= David Porter McCorkle =

Confederate Navy officer

David Porter McCorkle was a Confederate Lieutenant in the American Civil War.

He ran the Naval Ordnance Works at New Orleans which also served as a laboratory, principally manufacturing shot and shells, gun carriages for outfitting ships in the Confederate Navy.

In March or April 1862, before the city's capture in the Battle of New Orleans, he removed the ordnance and laboratory stores to Atlanta.

There, he established shops on lots leased from five different parties (leases to expire in May, 1864) and supplied a large number of projectiles until June 4, 1864 when General Joseph E. Johnston ordered him to remove to Augusta, Georgia.

McCorkle wrote to his supervisor, Catesby ap Roger Jones, on June 8:

I am moving the boilers and engines to-day. All the lathes, planes, steam hammer, etc., are already shipped, and, to crown all, they have given an order to move the hospitals, and I can not get cars enough to move.

In November, he was still at work building a foundry and other temporary structures, but was not at that time actually producing ordnance.

After the war, he joined the Peruvian Navy with John Tucker.

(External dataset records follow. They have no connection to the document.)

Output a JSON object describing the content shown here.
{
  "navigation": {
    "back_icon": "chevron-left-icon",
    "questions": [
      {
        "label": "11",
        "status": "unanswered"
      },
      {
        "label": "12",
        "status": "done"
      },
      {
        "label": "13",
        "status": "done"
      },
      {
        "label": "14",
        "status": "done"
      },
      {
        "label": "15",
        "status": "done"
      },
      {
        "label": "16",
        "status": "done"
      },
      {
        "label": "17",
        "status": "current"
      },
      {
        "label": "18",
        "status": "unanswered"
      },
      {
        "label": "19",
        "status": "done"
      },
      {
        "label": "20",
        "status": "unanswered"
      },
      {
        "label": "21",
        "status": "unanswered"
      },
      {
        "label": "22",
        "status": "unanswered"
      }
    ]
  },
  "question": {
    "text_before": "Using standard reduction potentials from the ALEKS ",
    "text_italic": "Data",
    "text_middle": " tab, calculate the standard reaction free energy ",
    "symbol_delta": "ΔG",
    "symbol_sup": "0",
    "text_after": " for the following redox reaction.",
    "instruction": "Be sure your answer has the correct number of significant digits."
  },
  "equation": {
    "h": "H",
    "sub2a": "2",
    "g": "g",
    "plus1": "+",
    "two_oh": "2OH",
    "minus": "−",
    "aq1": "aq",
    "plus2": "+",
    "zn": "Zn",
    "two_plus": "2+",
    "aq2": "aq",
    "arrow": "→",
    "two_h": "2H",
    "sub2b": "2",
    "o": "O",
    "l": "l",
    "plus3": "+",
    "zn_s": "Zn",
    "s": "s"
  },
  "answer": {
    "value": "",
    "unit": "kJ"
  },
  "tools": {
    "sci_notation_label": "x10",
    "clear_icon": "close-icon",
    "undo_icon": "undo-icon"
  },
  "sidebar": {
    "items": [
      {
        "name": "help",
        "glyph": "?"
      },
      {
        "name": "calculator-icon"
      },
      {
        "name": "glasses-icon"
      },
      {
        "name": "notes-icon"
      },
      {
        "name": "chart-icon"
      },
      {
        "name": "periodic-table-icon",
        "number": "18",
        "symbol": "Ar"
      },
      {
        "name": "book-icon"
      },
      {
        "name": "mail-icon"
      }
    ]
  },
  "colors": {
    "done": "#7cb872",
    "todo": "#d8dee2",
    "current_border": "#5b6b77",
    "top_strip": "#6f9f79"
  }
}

Shortly after the end of the Civil War, Peru, which was at war with Spain, invited CSN Admiral J.R. Tucker to join their Navy as a Rear Admiral, bringing with him two staff officers. Tucker accepted and went to Peru with Captain David Porter McCorkle and Commander Walter Raleigh Butt.

Following his resignation in 1871 from the Peruvian Navy, Tucker was appointed President of the Peruvian Hydrographical Commission of the Amazon. This Commission, which included David P. McCorkle, explored and surveyed the Upper Amazon River and its tributaries, discovered two new rivers, the Trinidad and the Herrera-yacu.